Case study: Market moves
Well-known US yoghurt manufacturer Chobani has recently used the Food Innovation Centre (FIC) mapping tool to expand its product range in Australia. After identifying gaps in the market, it developed a handheld breakfast yoghurt and has reaped a net revenue of more than A$10 million within three years. It has also created a successful new range of dips.
“You have to be very dynamic because the market is constantly changing, so you have to keep adapting; otherwise you’ll get left behind,” says Chobani Australia managing director Peter Meek.

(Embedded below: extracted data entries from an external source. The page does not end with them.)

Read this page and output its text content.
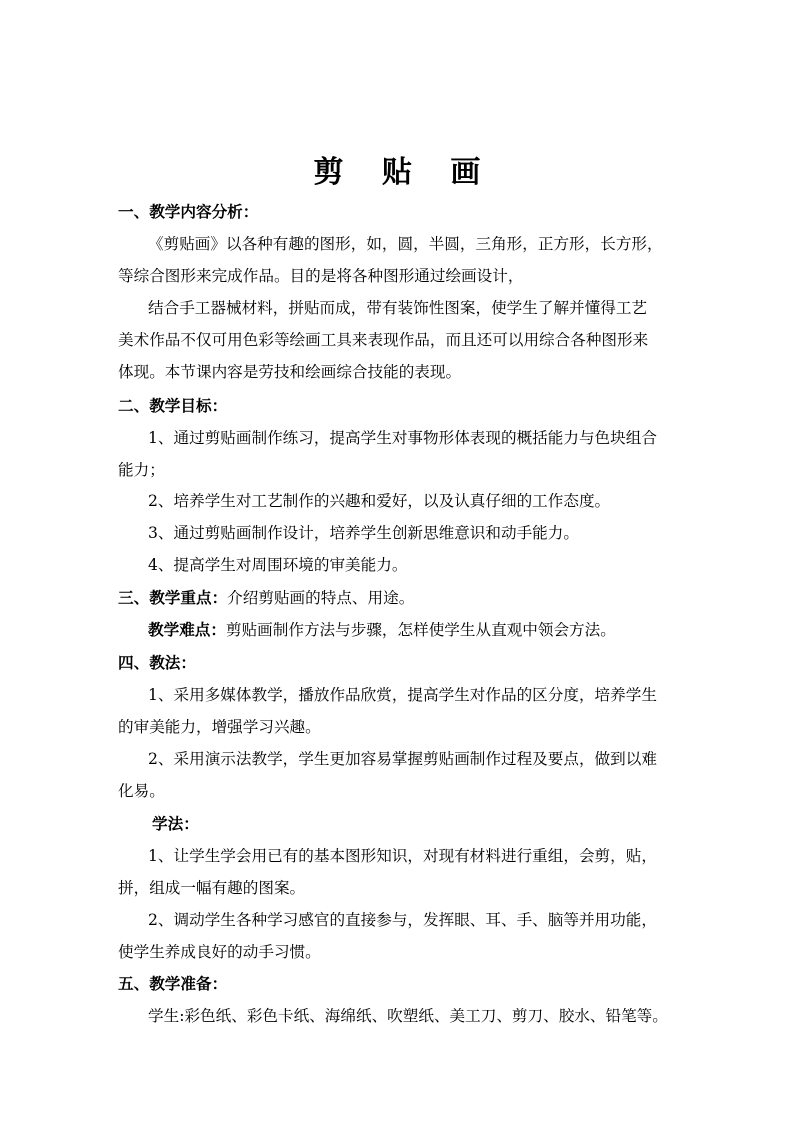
剪 贴 画
一、教学内容分析：
《剪贴画》以各种有趣的图形，如，圆，半圆，三角形，正方形，长方形，
等综合图形来完成作品。目的是将各种图形通过绘画设计，
结合手工器械材料，拼贴而成，带有装饰性图案，使学生了解并懂得工艺
美术作品不仅可用色彩等绘画工具来表现作品，而且还可以用综合各种图形来
体现。本节课内容是劳技和绘画综合技能的表现。
二、教学目标：
1、通过剪贴画制作练习，提高学生对事物形体表现的概括能力与色块组合
能力；
2、培养学生对工艺制作的兴趣和爱好，以及认真仔细的工作态度。
3、通过剪贴画制作设计，培养学生创新思维意识和动手能力。
4、提高学生对周围环境的审美能力。
三、教学重点：介绍剪贴画的特点、用途。
教学难点：剪贴画制作方法与步骤，怎样使学生从直观中领会方法。
四、教法：
1、采用多媒体教学，播放作品欣赏，提高学生对作品的区分度，培养学生
的审美能力，增强学习兴趣。
2、采用演示法教学，学生更加容易掌握剪贴画制作过程及要点，做到以难
化易。
学法：
1、让学生学会用已有的基本图形知识，对现有材料进行重组，会剪，贴，
拼，组成一幅有趣的图案。
2、调动学生各种学习感官的直接参与，发挥眼、耳、手、脑等并用功能，
使学生养成良好的动手习惯。
五、教学准备：
学生:彩色纸、彩色卡纸、海绵纸、吹塑纸、美工刀、剪刀、胶水、铅笔等。
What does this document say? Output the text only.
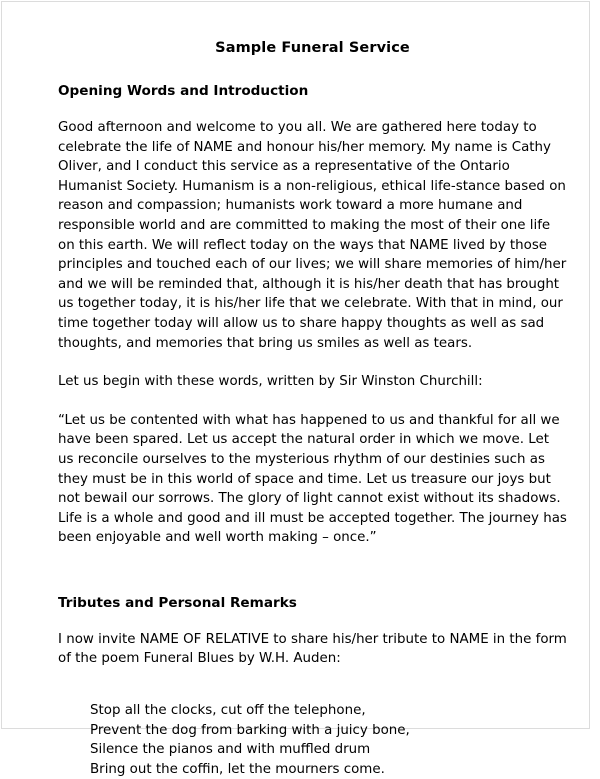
Sample Funeral Service
Opening Words and Introduction

Good afternoon and welcome to you all. We are gathered here today to celebrate the life of NAME and honour his/her memory. My name is Cathy Oliver, and I conduct this service as a representative of the Ontario Humanist Society. Humanism is a non-religious, ethical life-stance based on reason and compassion; humanists work toward a more humane and responsible world and are committed to making the most of their one life on this earth. We will reflect today on the ways that NAME lived by those principles and touched each of our lives; we will share memories of him/her and we will be reminded that, although it is his/her death that has brought us together today, it is his/her life that we celebrate. With that in mind, our time together today will allow us to share happy thoughts as well as sad thoughts, and memories that bring us smiles as well as tears.

Let us begin with these words, written by Sir Winston Churchill:

“Let us be contented with what has happened to us and thankful for all we have been spared. Let us accept the natural order in which we move. Let us reconcile ourselves to the mysterious rhythm of our destinies such as they must be in this world of space and time. Let us treasure our joys but not bewail our sorrows. The glory of light cannot exist without its shadows. Life is a whole and good and ill must be accepted together. The journey has been enjoyable and well worth making – once.”

Tributes and Personal Remarks

I now invite NAME OF RELATIVE to share his/her tribute to NAME in the form of the poem Funeral Blues by W.H. Auden:

Stop all the clocks, cut off the telephone,
Prevent the dog from barking with a juicy bone,
Silence the pianos and with muffled drum
Bring out the coffin, let the mourners come.
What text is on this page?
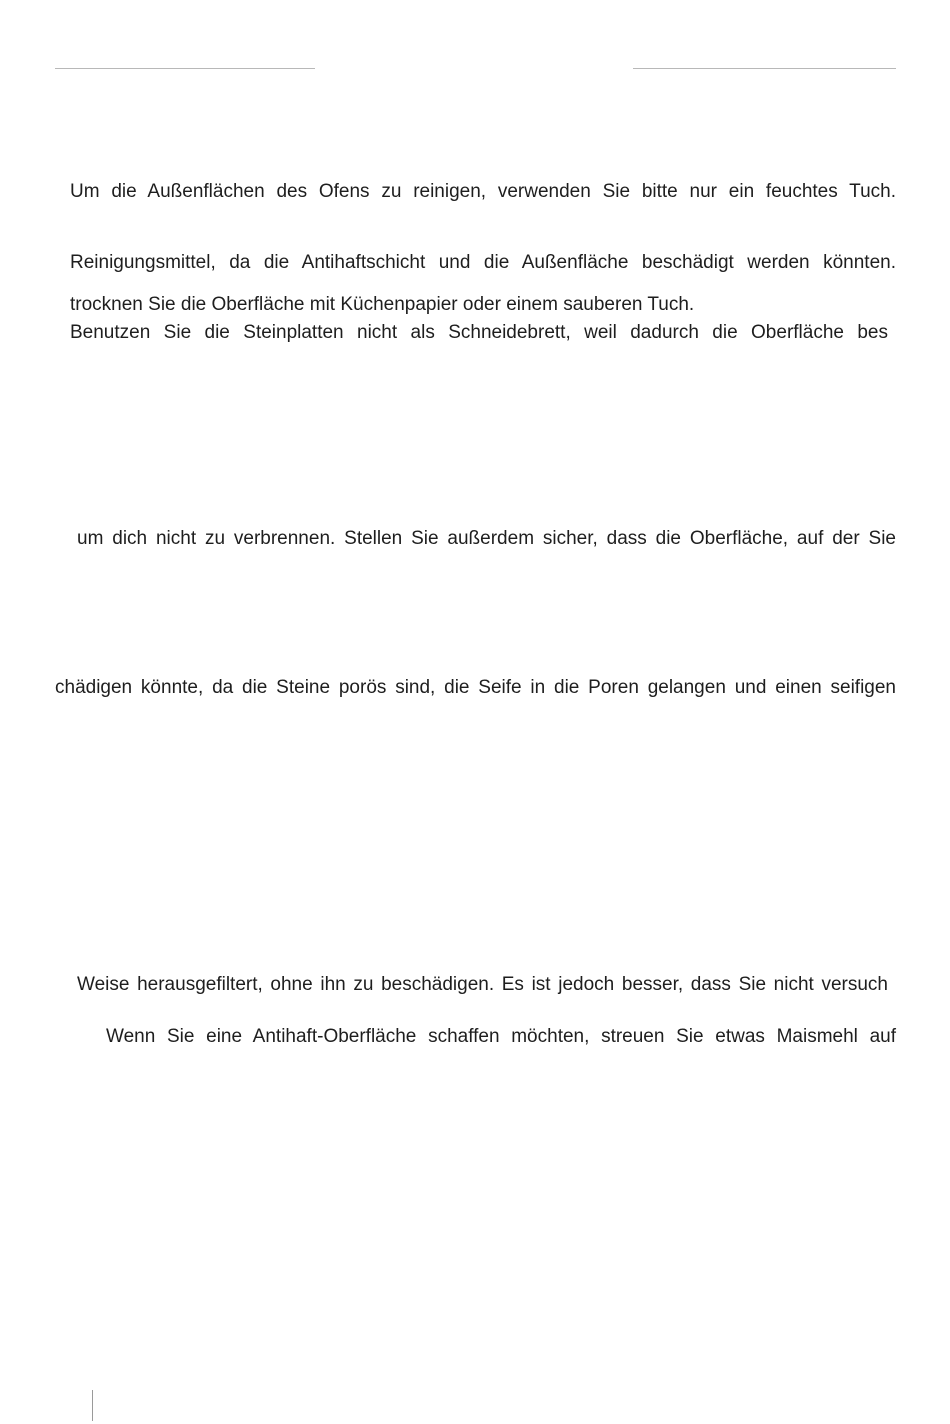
Um die Außenflächen des Ofens zu reinigen, verwenden Sie bitte nur ein feuchtes Tuch.
Reinigungsmittel, da die Antihaftschicht und die Außenfläche beschädigt werden könnten.
trocknen Sie die Oberfläche mit Küchenpapier oder einem sauberen Tuch.
Benutzen Sie die Steinplatten nicht als Schneidebrett, weil dadurch die Oberfläche bes
um dich nicht zu verbrennen. Stellen Sie außerdem sicher, dass die Oberfläche, auf der Sie
chädigen könnte, da die Steine porös sind, die Seife in die Poren gelangen und einen seifigen
Weise herausgefiltert, ohne ihn zu beschädigen. Es ist jedoch besser, dass Sie nicht versuch
Wenn Sie eine Antihaft-Oberfläche schaffen möchten, streuen Sie etwas Maismehl auf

The company is also among those that have taken part in the centre’s intrapreneur program, designed, says FIC CEO Dr Angeline Achariya, “to build entrepreneurs within organisations”. As a result, Chobani’s R&D, marketing, sales and operations personnel came up with more than 180 ideas, of which 20 are in an “immersion pipeline” for development over the next three years.
“By taking part in the intrapreneur program, our team has been empowered to take brave steps to make change that will influence the future of our business and further grow our innovative nature,” Mr Meek says.
“One of the added benefits was it helped to bring the commercial, operational and development teams closer together. Participants became more aligned on future strategy, as well as forming a stronger and more inclusive culture overall.”
Meals printed to order
Would you eat beef that looked like a flower? 3D food printing is making this possible.
Food Innovation Centre (FIC) CEO Dr Angeline Achariya says that, more than a gimmick, printing beef in 3D is a high-value way to use offcuts that would otherwise be wasted. And it’s been tested – and tasted. At a recent symposium held jointly by the FIC and Meat & Livestock Australia (MLA), beef was 3D-printed, cooked by chefs and eaten by delegates to demonstrate the concept.
And the verdict? “It lost a bit of its texture,” Dr Achariya says.
The texture, soft to the bite, is a result of the slurry created from the raw product to enable its passage through the printer nozzle. A potential turn-off for some, this soft texture nevertheless points to real possibilities for a future market in 3D-printed beef in applications such as nursing home menus.
Dr Achariya says 3D-printed beef could be an option for elderly people with dysphagia – difficulty swallowing – which otherwise requires them to eat infant food. With a 3D-printed steak, they could eat something that looks like adult food yet has a much softer texture, helping them maintain a sense of dignity. The same could apply to any number of foods, such as carrots. “A 3D-printed carrot will still look like a carrot and taste like a carrot but be much easier to swallow.”
These are early-stage ideas on the drawing board for companies and organisations such as MLA, exploring new technologies through FIC-hosted symposiums “to get the industry thinking about the future”, Dr Achariya says.